LE PROJET DE LOI C-86 ET SON IMPLICATION POUR LES SOCIÉTÉS RÉGIES PAR LA LOI CANADIENNE SUR LES SOCIÉTÉS PAR ACTIONS

Le 13 juin prochain entrera en vigueur le projet de loi C-86, soit la Loi no2 d’exécution du budget de 2018 modifiant la Loi sur les sociétés par actions afin d’y introduire notamment la notion de « Particulier ayant un contrôle important » ainsi que l’obligation de tenir un registre desdits Particuliers ayant un contrôle important, laquelle s’appliquera à toutes les sociétés fédérales, sauf exception.

Corporation Canada vulgarise ce concept en expliquant qu’« un Particulier ayant un contrôle important est un particulier qui :

  • Détient un nombre important d’actions;
  • Contrôle ou gère un nombre important d’actions;
  • Exerce une influence appréciable sur la société sans nécessairement détenir un nombre important d’actions;
  • Jouit d’une combinaison quelconque de ces facteurs.»

À noter que l’on entend par un nombre important d’actions, un nombre d’actions représentant 25 % ou plus des droits de vote attachés aux actions émises du capital social de la société ou encore 25 %ou plus de la juste valeur marchande de l’ensemble des actions en circulation de la société.

Cette définition s’applique également à plusieurs personnes ne détenant pas individuellement un nombre important d’actions, mais qui, collectivement, répondent aux critères ci-dessus mentionnés et qui ont conclu entre elles un accord ou une entente selon lesquels ces personnes exerceront conjointement ou de concert le droit ou l’intérêt afférant aux actions qu’elles détiennent.

D’un point de vue pratico-pratique, dès le 13 juin prochain, les sociétés fédérales auront l’obligation de tenir un registre des particuliers ayant un contrôle important où seront indiqués pour chacun d’entre eux leur nom, date de naissance, adresse, juridiction de résidence à des fins fiscales, date à laquelle ils sont devenus et ont cessé d’être, le cas échéant, un particulier ayant un contrôle important de la société ainsi qu’une description de la manière dont ils répondent à cette définition. Au moins une fois au cours de chaque exercice, la société devra prendre des mesures raisonnables afin d’identifier tous les particuliers ayant un contrôle important de la société et mettre à jour le registre, le cas échéant.

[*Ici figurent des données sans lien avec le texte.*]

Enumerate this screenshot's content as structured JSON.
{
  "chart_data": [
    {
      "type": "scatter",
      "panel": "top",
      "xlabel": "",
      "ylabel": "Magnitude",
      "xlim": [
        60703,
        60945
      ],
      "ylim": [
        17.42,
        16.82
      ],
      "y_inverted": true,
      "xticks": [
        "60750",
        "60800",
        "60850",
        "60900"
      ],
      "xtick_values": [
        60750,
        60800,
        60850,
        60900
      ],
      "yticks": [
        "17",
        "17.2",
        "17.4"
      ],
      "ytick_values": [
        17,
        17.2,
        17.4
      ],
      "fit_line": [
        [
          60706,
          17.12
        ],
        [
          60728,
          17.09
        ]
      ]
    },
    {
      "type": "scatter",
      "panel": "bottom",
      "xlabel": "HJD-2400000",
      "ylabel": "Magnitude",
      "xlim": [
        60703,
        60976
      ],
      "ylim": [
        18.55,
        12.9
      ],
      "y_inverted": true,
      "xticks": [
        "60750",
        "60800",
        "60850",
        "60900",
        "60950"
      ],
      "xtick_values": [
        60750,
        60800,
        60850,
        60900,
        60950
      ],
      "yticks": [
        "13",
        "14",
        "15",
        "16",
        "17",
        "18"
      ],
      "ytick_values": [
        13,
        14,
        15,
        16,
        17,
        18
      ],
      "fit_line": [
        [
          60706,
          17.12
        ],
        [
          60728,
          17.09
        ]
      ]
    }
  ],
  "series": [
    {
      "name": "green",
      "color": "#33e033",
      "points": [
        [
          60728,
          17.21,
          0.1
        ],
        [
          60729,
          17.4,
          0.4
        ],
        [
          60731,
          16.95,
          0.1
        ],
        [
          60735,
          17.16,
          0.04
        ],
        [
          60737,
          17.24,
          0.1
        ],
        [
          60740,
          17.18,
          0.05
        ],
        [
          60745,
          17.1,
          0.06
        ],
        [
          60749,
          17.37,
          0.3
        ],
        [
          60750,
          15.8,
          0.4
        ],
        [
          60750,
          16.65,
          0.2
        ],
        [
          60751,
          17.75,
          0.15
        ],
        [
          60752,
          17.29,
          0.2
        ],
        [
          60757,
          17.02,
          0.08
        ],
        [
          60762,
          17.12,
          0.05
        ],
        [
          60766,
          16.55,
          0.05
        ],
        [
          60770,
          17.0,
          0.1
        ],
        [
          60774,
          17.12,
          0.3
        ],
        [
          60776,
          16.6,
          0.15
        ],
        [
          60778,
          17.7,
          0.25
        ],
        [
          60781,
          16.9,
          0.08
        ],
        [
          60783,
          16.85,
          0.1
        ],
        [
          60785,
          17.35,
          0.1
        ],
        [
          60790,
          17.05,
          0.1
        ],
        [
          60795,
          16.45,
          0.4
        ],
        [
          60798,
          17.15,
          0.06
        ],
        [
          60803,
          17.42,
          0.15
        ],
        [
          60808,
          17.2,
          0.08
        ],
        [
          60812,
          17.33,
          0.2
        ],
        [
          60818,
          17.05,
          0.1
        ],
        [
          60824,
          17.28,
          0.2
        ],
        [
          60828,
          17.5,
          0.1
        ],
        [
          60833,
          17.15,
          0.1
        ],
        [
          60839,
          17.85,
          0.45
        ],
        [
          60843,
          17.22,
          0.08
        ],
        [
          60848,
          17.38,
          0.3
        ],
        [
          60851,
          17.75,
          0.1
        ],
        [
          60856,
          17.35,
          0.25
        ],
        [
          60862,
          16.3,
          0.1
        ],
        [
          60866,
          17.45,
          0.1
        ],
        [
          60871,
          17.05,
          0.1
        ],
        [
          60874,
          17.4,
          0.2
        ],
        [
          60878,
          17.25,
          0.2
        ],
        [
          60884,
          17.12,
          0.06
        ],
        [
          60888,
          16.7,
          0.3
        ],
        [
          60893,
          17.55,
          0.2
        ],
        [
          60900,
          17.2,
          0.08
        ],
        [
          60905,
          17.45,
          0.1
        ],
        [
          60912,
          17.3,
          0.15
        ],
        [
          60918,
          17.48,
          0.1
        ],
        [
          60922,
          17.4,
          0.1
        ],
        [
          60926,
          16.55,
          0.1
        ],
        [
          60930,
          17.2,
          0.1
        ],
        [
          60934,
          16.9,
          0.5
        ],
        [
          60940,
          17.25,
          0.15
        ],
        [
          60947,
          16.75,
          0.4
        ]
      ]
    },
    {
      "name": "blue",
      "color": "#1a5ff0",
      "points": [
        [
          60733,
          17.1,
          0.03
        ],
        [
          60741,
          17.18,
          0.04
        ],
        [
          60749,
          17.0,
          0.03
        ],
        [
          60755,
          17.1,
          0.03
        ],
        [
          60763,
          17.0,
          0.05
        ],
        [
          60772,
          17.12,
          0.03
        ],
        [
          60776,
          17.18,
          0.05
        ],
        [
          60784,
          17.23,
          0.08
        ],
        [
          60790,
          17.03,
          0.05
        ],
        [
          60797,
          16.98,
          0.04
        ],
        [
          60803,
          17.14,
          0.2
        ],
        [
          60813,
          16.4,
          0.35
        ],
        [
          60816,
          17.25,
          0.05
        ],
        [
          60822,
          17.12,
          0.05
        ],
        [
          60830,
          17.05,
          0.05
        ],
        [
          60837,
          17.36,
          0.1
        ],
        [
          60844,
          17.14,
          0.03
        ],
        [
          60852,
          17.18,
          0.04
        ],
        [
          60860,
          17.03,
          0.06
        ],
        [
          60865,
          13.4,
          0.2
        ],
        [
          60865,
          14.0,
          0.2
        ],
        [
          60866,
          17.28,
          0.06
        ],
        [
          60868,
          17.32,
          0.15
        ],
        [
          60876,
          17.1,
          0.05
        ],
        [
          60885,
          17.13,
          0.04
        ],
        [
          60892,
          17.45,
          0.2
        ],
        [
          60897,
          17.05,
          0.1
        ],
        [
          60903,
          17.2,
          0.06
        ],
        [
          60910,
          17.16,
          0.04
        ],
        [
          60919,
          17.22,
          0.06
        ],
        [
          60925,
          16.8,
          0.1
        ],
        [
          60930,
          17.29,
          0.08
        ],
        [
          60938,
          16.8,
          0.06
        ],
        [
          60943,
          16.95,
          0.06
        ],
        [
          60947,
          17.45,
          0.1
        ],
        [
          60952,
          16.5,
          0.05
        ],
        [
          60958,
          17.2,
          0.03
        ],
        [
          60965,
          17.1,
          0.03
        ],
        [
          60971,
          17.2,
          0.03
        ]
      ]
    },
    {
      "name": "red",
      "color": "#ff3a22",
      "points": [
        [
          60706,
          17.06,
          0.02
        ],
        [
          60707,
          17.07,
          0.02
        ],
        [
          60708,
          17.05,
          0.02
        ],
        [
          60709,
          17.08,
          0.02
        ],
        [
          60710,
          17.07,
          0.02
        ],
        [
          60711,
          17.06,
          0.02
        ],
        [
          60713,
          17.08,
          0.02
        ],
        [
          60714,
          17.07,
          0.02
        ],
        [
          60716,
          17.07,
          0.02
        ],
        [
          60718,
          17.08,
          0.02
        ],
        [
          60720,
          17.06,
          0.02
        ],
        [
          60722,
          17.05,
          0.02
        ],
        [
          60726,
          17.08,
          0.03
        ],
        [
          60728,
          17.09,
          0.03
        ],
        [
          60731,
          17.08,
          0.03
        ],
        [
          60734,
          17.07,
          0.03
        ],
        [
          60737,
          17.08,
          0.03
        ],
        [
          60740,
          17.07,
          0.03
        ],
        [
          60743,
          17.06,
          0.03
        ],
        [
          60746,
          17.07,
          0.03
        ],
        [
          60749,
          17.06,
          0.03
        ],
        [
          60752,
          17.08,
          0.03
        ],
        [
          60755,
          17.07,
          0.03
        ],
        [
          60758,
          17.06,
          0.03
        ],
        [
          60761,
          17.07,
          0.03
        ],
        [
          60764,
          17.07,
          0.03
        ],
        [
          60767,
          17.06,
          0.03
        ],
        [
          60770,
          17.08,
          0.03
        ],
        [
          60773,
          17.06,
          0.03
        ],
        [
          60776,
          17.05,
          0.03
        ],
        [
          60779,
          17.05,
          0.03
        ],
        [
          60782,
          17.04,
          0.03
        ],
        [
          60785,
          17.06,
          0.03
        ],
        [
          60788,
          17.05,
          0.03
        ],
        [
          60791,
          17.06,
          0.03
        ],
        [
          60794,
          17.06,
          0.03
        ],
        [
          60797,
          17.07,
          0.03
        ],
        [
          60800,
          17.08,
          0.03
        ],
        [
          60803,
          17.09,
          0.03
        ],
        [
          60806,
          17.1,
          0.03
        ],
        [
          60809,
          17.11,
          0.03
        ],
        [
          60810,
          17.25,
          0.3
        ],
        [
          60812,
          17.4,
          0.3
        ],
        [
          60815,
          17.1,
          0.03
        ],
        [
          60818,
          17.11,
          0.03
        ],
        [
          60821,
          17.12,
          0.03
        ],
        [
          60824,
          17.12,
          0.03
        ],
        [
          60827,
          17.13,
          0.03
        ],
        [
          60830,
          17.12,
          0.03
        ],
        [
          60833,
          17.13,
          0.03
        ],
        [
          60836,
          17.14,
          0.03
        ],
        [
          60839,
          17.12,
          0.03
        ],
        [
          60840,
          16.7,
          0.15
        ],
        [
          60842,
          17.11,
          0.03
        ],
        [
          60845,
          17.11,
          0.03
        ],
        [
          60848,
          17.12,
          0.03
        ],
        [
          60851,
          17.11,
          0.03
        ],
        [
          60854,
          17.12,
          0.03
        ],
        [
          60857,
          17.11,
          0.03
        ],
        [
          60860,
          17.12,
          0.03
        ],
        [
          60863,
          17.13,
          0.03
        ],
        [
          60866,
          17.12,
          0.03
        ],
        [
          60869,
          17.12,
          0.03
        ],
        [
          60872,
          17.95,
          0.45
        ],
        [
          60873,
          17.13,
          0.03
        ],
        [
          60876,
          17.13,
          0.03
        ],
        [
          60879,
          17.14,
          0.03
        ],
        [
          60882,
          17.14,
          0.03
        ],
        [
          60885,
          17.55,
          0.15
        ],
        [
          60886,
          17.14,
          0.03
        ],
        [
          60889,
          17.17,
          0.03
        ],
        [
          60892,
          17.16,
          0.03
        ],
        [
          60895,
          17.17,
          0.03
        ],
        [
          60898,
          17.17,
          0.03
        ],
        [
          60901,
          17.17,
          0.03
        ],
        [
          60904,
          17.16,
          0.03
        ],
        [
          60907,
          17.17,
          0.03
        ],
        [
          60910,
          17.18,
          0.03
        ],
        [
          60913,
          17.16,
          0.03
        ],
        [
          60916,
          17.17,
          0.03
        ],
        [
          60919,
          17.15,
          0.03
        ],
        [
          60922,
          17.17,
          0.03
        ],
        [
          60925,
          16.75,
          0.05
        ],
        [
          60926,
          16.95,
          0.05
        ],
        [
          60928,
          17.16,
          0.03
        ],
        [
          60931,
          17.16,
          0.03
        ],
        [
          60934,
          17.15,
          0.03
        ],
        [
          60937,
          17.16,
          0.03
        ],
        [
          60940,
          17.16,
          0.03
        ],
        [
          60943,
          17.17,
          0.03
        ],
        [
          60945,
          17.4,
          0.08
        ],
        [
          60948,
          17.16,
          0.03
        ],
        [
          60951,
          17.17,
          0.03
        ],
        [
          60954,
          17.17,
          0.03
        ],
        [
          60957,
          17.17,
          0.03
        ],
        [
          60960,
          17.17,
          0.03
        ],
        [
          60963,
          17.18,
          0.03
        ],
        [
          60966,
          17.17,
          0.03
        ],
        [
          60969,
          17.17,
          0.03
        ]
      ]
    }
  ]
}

Ce registre pourra être consulté par les actionnaires et les créanciers de la société sur demande de ceux-ci. Une telle demande devra cependant être accompagnée d’un affidavit contenant notamment une déclaration selon laquelle les renseignements obtenus ne seront utilisés qu’aux fins prévues par la Loi.

Tout porte à croire que cette nouvelle notion fera couler beaucoup d’encre et sera interprétée et précisée par les tribunaux dans un futur rapproché.

Dans l’intervalle et d’ici le 13 juin 2019, il est de la responsabilité de chaque société régie par la Loi canadienne sur les sociétés par actions de faire les démarches appropriées auprès de ses actionnaires pour la constitution de ce nouveau registre, sous peine de pénalités, incluant des amendes et l’emprisonnement.


Élisabeth Pagé, avocate

© Simard Boivin Lemieux, 2014. Tous droits réservés.